Like my friend Shawn says....."If you don't finish with pucker marks on your shorts, you aren't descending hard enough....."

telenick
05-03-2006, 01:06 PM
'98 Triple Bypass ...Loveland Pass southside descent. Riding my trusty Giordana (rebadged Merckx) Excel tubeset, Sun tubular rims, 45 mph.

Wicked wobbled ...brought it to a stop ...cleaned shorts ...continued on to Eagle Vail for the completion of a great Triple Bypass (hottest one on record.)

After that I always descended with my knee on the TT to never have another wobble again.

saab2000
05-03-2006, 01:15 PM
The only real brown chamois moment in my cycling life was about 10-12 years ago descending from the Bachtel towards Hinwil near my house in Switzerland.
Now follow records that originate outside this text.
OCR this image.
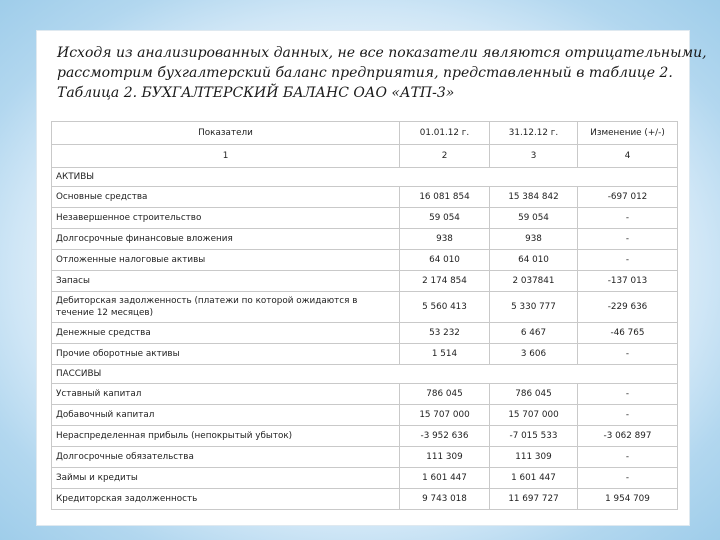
Исходя из анализированных данных, не все показатели являются отрицательными,

рассмотрим бухгалтерский баланс предприятия, представленный в таблице 2.

Таблица 2. БУХГАЛТЕРСКИЙ БАЛАНС ОАО «АТП-3»

Показатели	01.01.12 г.	31.12.12 г.	Изменение (+/-)
1	2	3	4
АКТИВЫ			
Основные средства	16 081 854	15 384 842	-697 012
Незавершенное строительство	59 054	59 054	-
Долгосрочные финансовые вложения	938	938	-
Отложенные налоговые активы	64 010	64 010	-
Запасы	2 174 854	2 037841	-137 013
Дебиторская задолженность (платежи по которой ожидаются в течение 12 месяцев)	5 560 413	5 330 777	-229 636
Денежные средства	53 232	6 467	-46 765
Прочие оборотные активы	1 514	3 606	-
ПАССИВЫ			
Уставный капитал	786 045	786 045	-
Добавочный капитал	15 707 000	15 707 000	-
Нераспределенная прибыль (непокрытый убыток)	-3 952 636	-7 015 533	-3 062 897
Долгосрочные обязательства	111 309	111 309	-
Займы и кредиты	1 601 447	1 601 447	-
Кредиторская задолженность	9 743 018	11 697 727	1 954 709
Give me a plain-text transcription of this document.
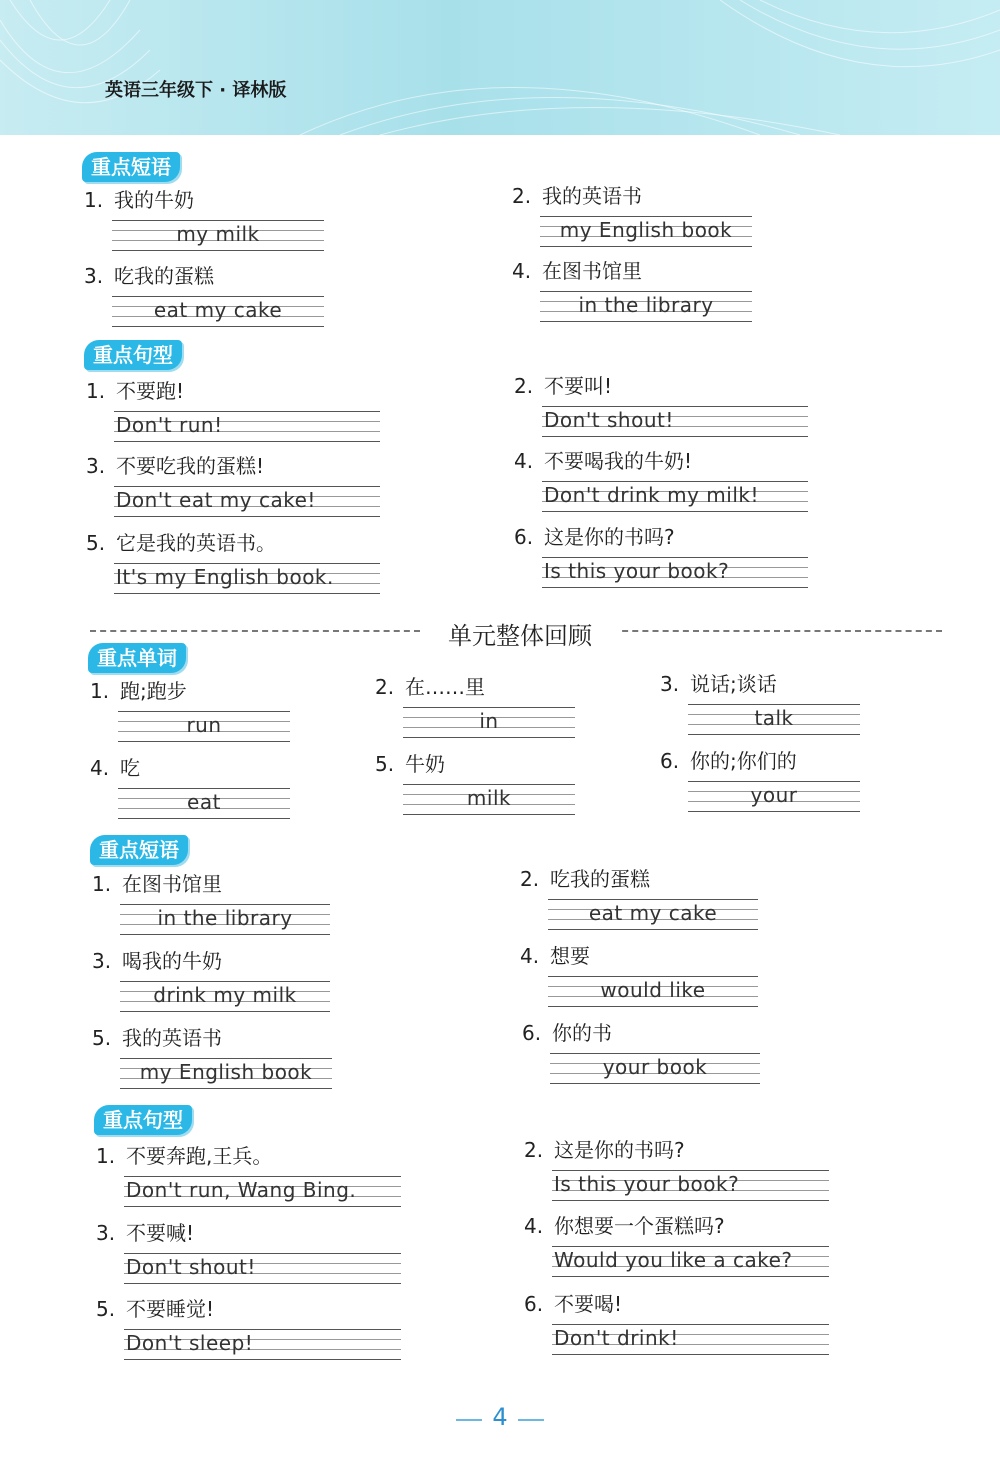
英语三年级下 · 译林版
重点短语
1. 我的牛奶
my milk
2. 我的英语书
my English book
3. 吃我的蛋糕
eat my cake
4. 在图书馆里
in the library
重点句型
1. 不要跑!
Don't run!
2. 不要叫!
Don't shout!
3. 不要吃我的蛋糕!
Don't eat my cake!
4. 不要喝我的牛奶!
Don't drink my milk!
5. 它是我的英语书。
It's my English book.
6. 这是你的书吗?
Is this your book?
单元整体回顾
重点单词
1. 跑;跑步
run
2. 在……里
in
3. 说话;谈话
talk
4. 吃
eat
5. 牛奶
milk
6. 你的;你们的
your
重点短语
1. 在图书馆里
in the library
2. 吃我的蛋糕
eat my cake
3. 喝我的牛奶
drink my milk
4. 想要
would like
5. 我的英语书
my English book
6. 你的书
your book
重点句型
1. 不要奔跑,王兵。
Don't run, Wang Bing.
2. 这是你的书吗?
Is this your book?
3. 不要喊!
Don't shout!
4. 你想要一个蛋糕吗?
Would you like a cake?
5. 不要睡觉!
Don't sleep!
6. 不要喝!
Don't drink!
4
The Cinelli XA stem broke. The only thing keeping the bars from just flopping by the cables was the bolt that tightned the stem from underneath. The stem snapped across the front. The bars were free to rotate and were very loose. But enough steering control remained for me to sort of brake and but one leg over the top tube and use one shoe scraping on the ground to get me slowed. I wasn't going overly fast, probably not more than 35 miles per hour, but that would have been enough to suck had I fallen.

I don't know how I didn't fall.

Anyway, I have never had a 'fear of God' speed wobble, but the stem breaking incident is probably equally bad.

fstrthnu
05-03-2006, 01:25 PM
Campy Bora's. First generation all carbon tubular 2003. Just say NO! Very unbalanced.
Cascade Classic... though I was going to die. Was riding on a Colnago C-Something... no front end shimmy on that frame. Had plenty of weight on the front end too. I switched to Electrons for the rest of the season. Problem solved.

Fstrthnu

gone
05-03-2006, 01:42 PM
Descending toward the Mississippi in Wisconsin on a long, 11% downhill and really letting it run, probably going well over 45 mph. Went around a gentle curve and hit a just smaller than fist sized rock that I didn't see in the shade just before the curve sharpened. Started wobbling like crazy so naturally I took a death grip on the bars which needless to say made it worse. After a second or two which seemed like a lifetime as I was heading straight into an oncoming car, I relaxed my grip on the bars completely (this was really hard to do at the time) and nudged the top tube with my knee. Wobble stopped, regained control and got back into my lane.

The first one I ever had was probably the scariest though 'cause I didn't know what it was and how to stop it. I was going down a long hill on a windy day and got hit with a cross wind which started the wobble. Thought I had a flat and quickly checked both wheels - ok. Scared like crazy, gripped the bars like mad, and hit the brakes (thereby loading the front end even more). Convinced I was going down, unclipped whilst still braking. Wobble didn't stop until I got under about 15 mph. That was a long time ago and I remember it like it was yesterday. Did some research on causes/prevention and how to stop them once they started.

As I posted elsewhere, my most recent one was post-accident when still not completely healed and riding like a coward. I know I was tense on the bike and gripping too tight. These three are the only ones I've had. They become much less fearsome when you know how to stop them.